Four Pillars Rare Gin Review
Updated: Sep 10, 2020
Australian gin made with whole oranges
Review Four Pillars Rare Gin
Made in: Healesville, Victoria, Australia, by Four Pillars Distillery
Method: Copper Pot Still
41.8% alcohol/83.6 proof
Botanicals 10: Juniper, whole orange, lemon myrtle, cardamom, star anise, cassia, coriander, angelica root, lavender, pepperberry.
Style: modern gin.
It's hard to believe that Four Pillars gin has only been around since 2013 because they produce some great gin, and different styles of gin. They are creative, interesting, and frankly they are damn good. They are a dedicated gin producer, and this one Four Pillars is their flagship product, although not necessarily their best (matter of opinion).
They source many of their botanicals close to home in Australia, including the pepperberry, lavender, and lemon myrtle. They distill it using local Yarra Valley water to produce some excellent gins.
While I’ve only seen a handful of these here in the USA, I’m greatly looking forward to trying their Olive Leaf Gin.

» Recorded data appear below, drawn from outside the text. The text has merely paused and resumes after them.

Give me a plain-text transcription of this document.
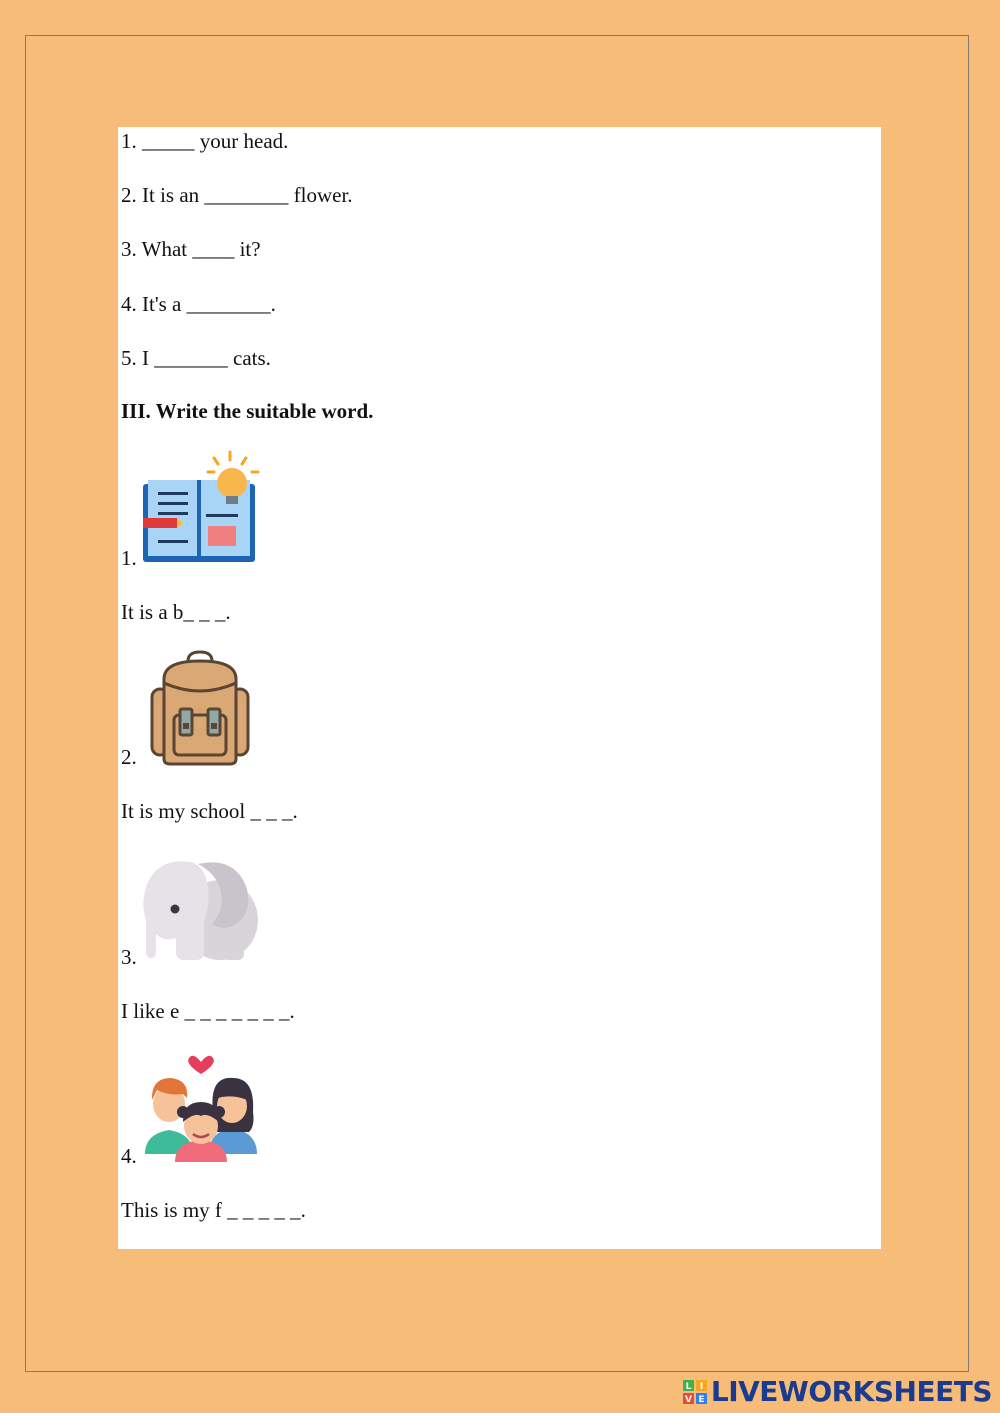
1. _____ your head.
2. It is an ________ flower.
3. What ____ it?
4. It's a ________.
5. I _______ cats.
III. Write the suitable word.
1.
It is a b_ _ _.
2.
It is my school _ _ _.
3.
I like e _ _ _ _ _ _ _.
4.
This is my f _ _ _ _ _.
L I
V E LIVEWORKSHEETS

The nose is a strong citrus- orange and lemon - along with pepper, and juniper.
There wasn’t a huge amount of heat when sipped neat, but it opened beautifully with ice.

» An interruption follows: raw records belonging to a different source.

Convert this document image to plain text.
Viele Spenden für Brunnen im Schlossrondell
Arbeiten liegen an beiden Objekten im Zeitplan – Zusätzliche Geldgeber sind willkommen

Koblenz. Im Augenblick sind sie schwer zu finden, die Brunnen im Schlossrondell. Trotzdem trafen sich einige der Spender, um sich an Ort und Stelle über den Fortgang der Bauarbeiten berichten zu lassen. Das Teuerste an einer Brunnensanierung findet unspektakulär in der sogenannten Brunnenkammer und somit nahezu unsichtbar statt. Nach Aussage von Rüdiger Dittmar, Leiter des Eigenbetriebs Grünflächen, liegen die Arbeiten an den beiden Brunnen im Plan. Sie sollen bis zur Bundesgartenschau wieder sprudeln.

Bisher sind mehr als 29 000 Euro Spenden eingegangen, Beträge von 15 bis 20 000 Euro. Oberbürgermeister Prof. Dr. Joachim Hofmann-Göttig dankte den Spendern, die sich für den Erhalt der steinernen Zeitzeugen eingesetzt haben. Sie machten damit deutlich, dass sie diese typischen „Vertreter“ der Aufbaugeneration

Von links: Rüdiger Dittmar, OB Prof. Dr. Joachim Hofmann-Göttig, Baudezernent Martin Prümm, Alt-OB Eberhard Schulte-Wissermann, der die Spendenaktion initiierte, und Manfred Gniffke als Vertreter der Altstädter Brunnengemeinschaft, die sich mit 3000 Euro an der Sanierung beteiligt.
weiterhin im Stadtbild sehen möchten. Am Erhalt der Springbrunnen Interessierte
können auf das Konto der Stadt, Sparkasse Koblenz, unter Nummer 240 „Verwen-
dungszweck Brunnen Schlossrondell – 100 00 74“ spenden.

The first sip had hints of the bitterness of licorice, mixed with mint - and menthol (which was wildly unexpected) but with each sip it revealed more and more levels of flavor with cinnamon, lemon, cardamom, orange, and which was followed by the lingering flavors of licorice and juniper with notes of pepper.
The mouthfeel is luxurious and cool.
With such a complex taste profile I wasn’t sure it would handle cocktails well. So I was thrilled when I finally tasted it in a martini - a wet martini as it merged so well with dry vermouth, and let the flavors shine through. That it put the drink on the charts of better martinis.
Mixed with classic Indian tonic, the Four Pillars made an excellent gin and tonic. It was cool and refreshing with plenty of citrus built in - the flavors of orange, licorice and even a tiny bit of something just a touch cinnamony poke through and merged well with the tonic.
Figuring out something more complex but which wouldn’t overwhelm the layers of botanicals in the gin was a bit harder. I felt they were lost in a negroni, but they substituted well for an old tom gin in a Martinez. In an Aviation cocktail I found I had to dial back the lemon a bit due to the citrusy nature of the gin. But when I used a ½ ounce of lemon juice instead of ¾ it made for a very well balanced Aviation. That said, it seems a waste of gin this good to use as a mixer where some of the subtleties of the flavor profile will be lost.
In general this isn’t an easy mixing gin which will go well with complex cocktails. It’s best with ice, with dry vermouth, and with tonic, basically for drinks where gin is the star, not the other ingredients.
Overall rating: 87. It’s very good, but just not quite versatile enough to be an elite gin.
What you need to know about reviews: All my reviews are my honest opinions based upon my own personal tasting. I am NOT a paid reviewer, and no compensation was given, or expected. I may from time to time choose to do a second review and amend my opinion of a product, should I feel like it, and find my review criteria has evolved, or that I’ve found it different at a later date. That said, as I’m unlikely to repurchase anything I thought was less than very good to excellent, it would be by chance or at the request of a distiller who thought I rated them very unfairly - BUT even then, whatever you get will always be my honest opinion.